24/09/2009 - Le constructeur automobile a reconnu avoir triché en Formule 1. Son image risque d'en partir au-delà de l'univers des sports mécaniques.
Voilà une publicité dont Renault se serait bien passé. Engagé en Formule 1 pour promouvoir son image technologique et accroître sa notoriété dans les marchés émergents, le constructeur se retrouve convaincu de tricherie. Lundi 21 septembre, la Fédération internationale automobile a condamné l'écurie à deux ans de suspension de championnat avec sursis. Et Flavio Briatore, l'ancien patron de Renault F1 Team limogé après la découverte des faits, est radié à vie de la F1.
Quelques jours plus tôt, Renault F1 avait reconnu avoir volontairement demandé à l'un de ses pilotes, Nelson Piquet Junior, d'avoir un accident, lors du Grand Prix de Singapour 2008, afin de favoriser la victoire du pilote maison mieux classé, Fernando Alonso.
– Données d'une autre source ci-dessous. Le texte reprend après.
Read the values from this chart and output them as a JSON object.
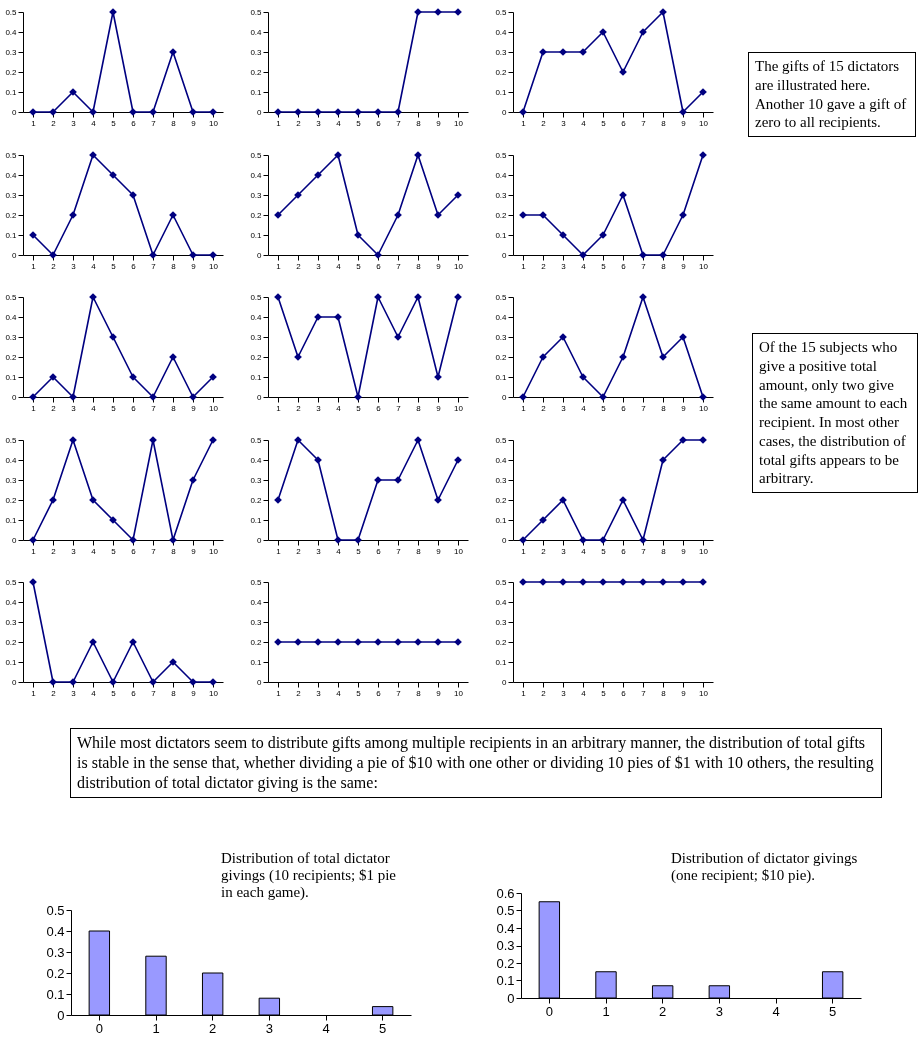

Les conséquences pour l'image du constructeur sont réelles. «Oui, c'est ennuyeux pour Renault, reconnaît Gilles Dumas, le président de Sportlab. Mais leur communication de crise est intéressants car ils font porter la faute à Flavio Briatore. C'est ce dernier qui a toujours été mis en avant dans la communication sport de Renault. Cela a permis à la marque de prendre ses distances avec l'écurie F1.»
Tout de même, un compétiteur tricheur, le public n'apprécie jamais. Et l'image de Renault en général risque d'être écornée par cette affaire. «Dans sa communication, Renault a indiqué clairement que la tricherie, ce n'était pas les us et coutumes de la maison, estime Patrick Bellec, manager de Franck Montagny, ancien pilote Renault. Ce message était important pour l'extérieur, mais aussi en interne, auprès de tous les collaborateurs de l'entreprise.»
Renault tente donc tant bien que mal de sortir de cette sordide affaire sans trop d'égratignures. La sanction est clémente et l'essentiel est préservé : Renault reste en F1. «Si Renault n'a pas besoin de la F1, en revanche, la F1 a besoin de Renault, affirme Gilles Tambay, ancien pilote de F1. Renault en F1, c'est aussi une industrie dont la France a besoin.»
Recherche d'un nouveau partenaire
Et le constructeur, qui motorise d'autres écuries, est engagé au moins jusqu'en 2012. «Partir ne serait pas une bonne idée, juge Eric Barbaroux, responsable du Grand Prix de France de F1. Un départ assimilerait encore plus l'image de cette affaire à celle de Renault.»
Tout cela ne tombe vraiment pas au meilleur moment pour Renault, qui est depuis début 2009 à la recherche d'un nouveau partenaire principal. En février, la banque néerlandaise ING a annoncé son retrait dès la fin de la saison. Un coup dur pour la firme au losange qui doit trouver un partenaire dès 2010. Ticket d'entrée : 50 millions d'euros. Le constructeur n'est pas en pole position pour cette compétition-là.